The central limit theorm would apply because the count is sufficient for an asumed normal shape for the data.

2. What are the null and alternate hypotheses?

#### Question 2
The null hypothesis is that the proportion of callbacks between white- and black-sounding names are the same.
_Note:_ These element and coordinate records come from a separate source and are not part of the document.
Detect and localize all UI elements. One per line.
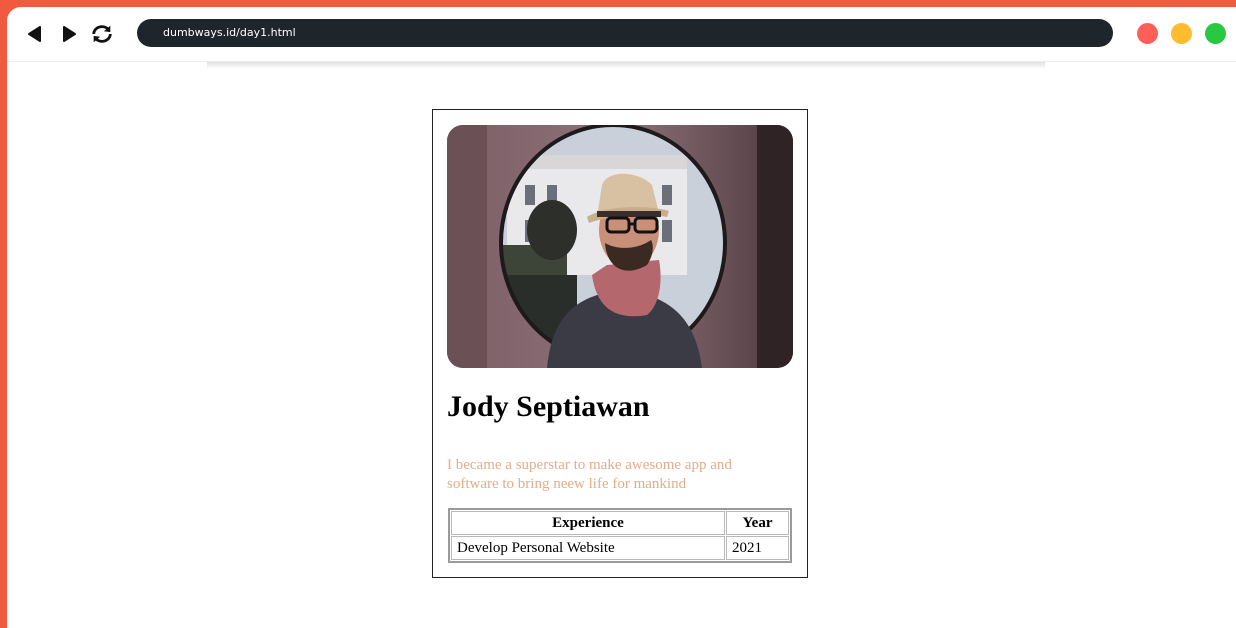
- browser-toolbar: dumbways.id/day1.html: [7, 7, 1236, 62]
- maximize-window-button[interactable]: [1205, 23, 1226, 44]
- close-window-button[interactable]: [1137, 23, 1158, 44]
- url-text: dumbways.id/day1.html: [163, 26, 296, 39]
- back-arrow-icon[interactable]: [23, 22, 47, 46]
- experience-header: Experience: [451, 511, 725, 535]
- year-cell: 2021: [726, 536, 789, 560]
- browser-window: dumbways.id/day1.html Jody Septiawan I b…: [7, 7, 1236, 628]
- reload-icon[interactable]: [90, 22, 114, 46]
- minimize-window-button[interactable]: [1171, 23, 1192, 44]
- experience-table: Experience Year Develop Personal Website…: [448, 508, 792, 563]
- profile-name: Jody Septiawan: [447, 390, 650, 423]
- address-bar[interactable]: dumbways.id/day1.html: [137, 19, 1113, 47]
- toolbar-shadow: [207, 62, 1045, 69]
- forward-arrow-icon[interactable]: [57, 22, 81, 46]
- table-header-row: Experience Year: [451, 511, 789, 535]
- profile-photo: [447, 125, 793, 368]
- profile-card: Jody Septiawan I became a superstar to m…: [432, 109, 808, 578]
- experience-cell: Develop Personal Website: [451, 536, 725, 560]
- profile-bio: I became a superstar to make awesome app…: [447, 457, 732, 492]
- year-header: Year: [726, 511, 789, 535]
- table-row: Develop Personal Website 2021: [451, 536, 789, 560]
The alternative is that they are not the same. 

$H_0$ - $P_w = P_b$<br>
$H_A$ - $P_w \ne P_b$



In [97]:
# use 1.96 for a 95% confidence interval
z_star = 1.96

# we want a pooled sample proportion, p
p = (p_w * n_w + p_b * n_b) / (n_w + n_b)
print(p)
# compute the standard error and margin of error
se = np.sqrt(p*(1-p)/n_w + p*(1-p)/n_b)
me = z_star * se

# confidence interval
ci = [p_w - p_b - me, p_w - p_b + me] 

# z-statistic
z = (p_w - p_b) / se
# two tailed p-value based on 1.96 CI
pval = 1.96 * (1-stats.norm.cdf(z))

print(se, me)
print(z)
print(ci)
print(pval)

0.08049281314168377
0.00779689403617 0.0152819123109
4.10841215243
[0.016750941898551489, 0.047314766520339682]
3.90420910083e-05


#### Question 3

To test the hypothesis, we will use a $95\%$ confidence interval and two-tailed z-test.

First, we caluclate the pooled sample proportion $\bar{p}$ as 

$$\bar{p} = \dfrac{p_w + p_b}{n_w + n_b} = \dfrac{0.096509 + 0.064476}{2435 + 2435} = 0.080492$$

Calculate the standard error as 
$$SE_{\bar{p}} = \sqrt{\dfrac{\bar{p}(1-\bar{p})}{n_w} + \dfrac{\bar{p}(1-\bar{p})}{n_b}} = 0.0077968$$

Margin of error is computed as $$z^* \times SE_{\bar{p}} = 1.96 * 0.0077968 = 0.015281$$

Our $z$-statistic is calculated as 

$$z_{\bar{p}} = \dfrac{p_w - p_b}{SE_{\bar{p}}} = 4.10841215243$$

The $p$-value for this z-score based on a $\pm1.96$ SE confidence interval would be $3.90420910083\times10^{-5}$. Given this extremely small p-value less than 5% we would reject the null hypothesis.

#### Question 4

Our hypothesis test results indicates that the likelihood that the discrepency in proportions between callbacks between those with white-sounding and black-sounding names is incredibly unlikely to have occurred by chance. With a $p$-value of less than $0.0004%$, this is a strong indication that there is a staticially significant evidence that the racial bias associated with an applicat's name has an measurable effect on whether an applicant is called back. 

#### Question 5

This finding does not necesasrily mean that the race associated with an applicant's name is the most important variable in callback proportions. There are numerous other variables in the dataset including education, years of experience, and many others which could have an measurable impact, perhaps a stronger impact than the name racial assoication, in estimating how likely an applicat will be called back. To determine this, we would have to run a multivariable regression analysis on all of the explanatory variables and see which ones have the largest impact, and what the statistical significance of these other variables is.